The United States Institute of Peace in a Special Report entitled ‘Democratic Constitution
Making’ (July 2003) examines constitution making in a changing world.
Using this report as a spring board, I wish to critically revisit the context of constitution making
and good governance in Fiji.
The report makes the point that:
- In the twenty first century constitution making is seeing a shift from being a
handiwork of experts to the ‘sphere of democratic participation’.
- The Process of constitution making has become as important as the
content, if the final product has to have legitimacy.
- Specific right to participate in constitution making is seen as desirable but
difficult to enforce.

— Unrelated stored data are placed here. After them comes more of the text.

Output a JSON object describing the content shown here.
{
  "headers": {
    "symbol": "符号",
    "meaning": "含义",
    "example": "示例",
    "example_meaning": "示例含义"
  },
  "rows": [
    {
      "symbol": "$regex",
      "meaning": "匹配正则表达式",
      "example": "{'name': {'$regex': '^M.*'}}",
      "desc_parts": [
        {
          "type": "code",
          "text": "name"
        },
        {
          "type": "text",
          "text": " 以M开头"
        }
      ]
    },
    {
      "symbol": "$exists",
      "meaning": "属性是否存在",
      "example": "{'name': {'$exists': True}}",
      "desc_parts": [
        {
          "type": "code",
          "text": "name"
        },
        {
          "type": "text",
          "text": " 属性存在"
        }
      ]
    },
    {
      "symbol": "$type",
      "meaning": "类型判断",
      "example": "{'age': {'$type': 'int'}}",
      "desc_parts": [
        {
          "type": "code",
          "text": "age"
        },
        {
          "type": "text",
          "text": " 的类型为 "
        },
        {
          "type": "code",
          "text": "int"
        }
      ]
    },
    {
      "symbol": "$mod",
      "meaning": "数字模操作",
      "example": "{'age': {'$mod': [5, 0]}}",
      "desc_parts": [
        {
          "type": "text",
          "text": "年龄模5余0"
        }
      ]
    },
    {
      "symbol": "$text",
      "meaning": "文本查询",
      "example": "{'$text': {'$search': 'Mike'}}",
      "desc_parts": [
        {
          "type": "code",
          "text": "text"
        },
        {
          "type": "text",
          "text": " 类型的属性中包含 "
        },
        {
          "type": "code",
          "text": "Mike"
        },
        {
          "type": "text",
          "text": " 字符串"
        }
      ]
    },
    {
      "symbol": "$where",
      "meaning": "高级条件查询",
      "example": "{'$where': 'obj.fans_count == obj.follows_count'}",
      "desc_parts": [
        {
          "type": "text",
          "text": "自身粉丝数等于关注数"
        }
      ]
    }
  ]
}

Public participation is often taken to mean exercising
the right to vote through a referendum.
- Increasingly citizens are taking the initiative “to create an open constitutional
conversation in which the public shares in agenda-setting, content and ratification.
- Genuine public participation requires social inclusion, personal security,
and freedom of speech and assembly. It requires a strong civil society, civil
education and channels of communication between all levels of society. It
requires considerable commitment of time and resources to make genuine
public participation possible.
- In offering solution, the report states that constitutions cannot be written in a
hurry nor can it be written for a nation. An “Interim” or “transitional” constitution that
guarantees for a continuing, open, and inclusive process for the longer term offer one
solution to urgent needs for a framework of governance in new, divided or war-torn
- The report concludes by saying that participation in constitution making is
emerging to be a right. It is a fact of constitutional life. Despite difficulties of definition
and implementation, a democratic constitution making process, in the words of African
observer, Julius Ivonhbere, is “critical to the strength, acceptability and legitimacy of the
Power Sharing in the Fiji Constitution:
One of the central provisions in the Fiji Constitution is now facing a challenge and it has thrown
up all the issues of constitution making that the U S report outlines, Intertwined with the central
concern of power sharing is the issue of governance, leave alone good governance.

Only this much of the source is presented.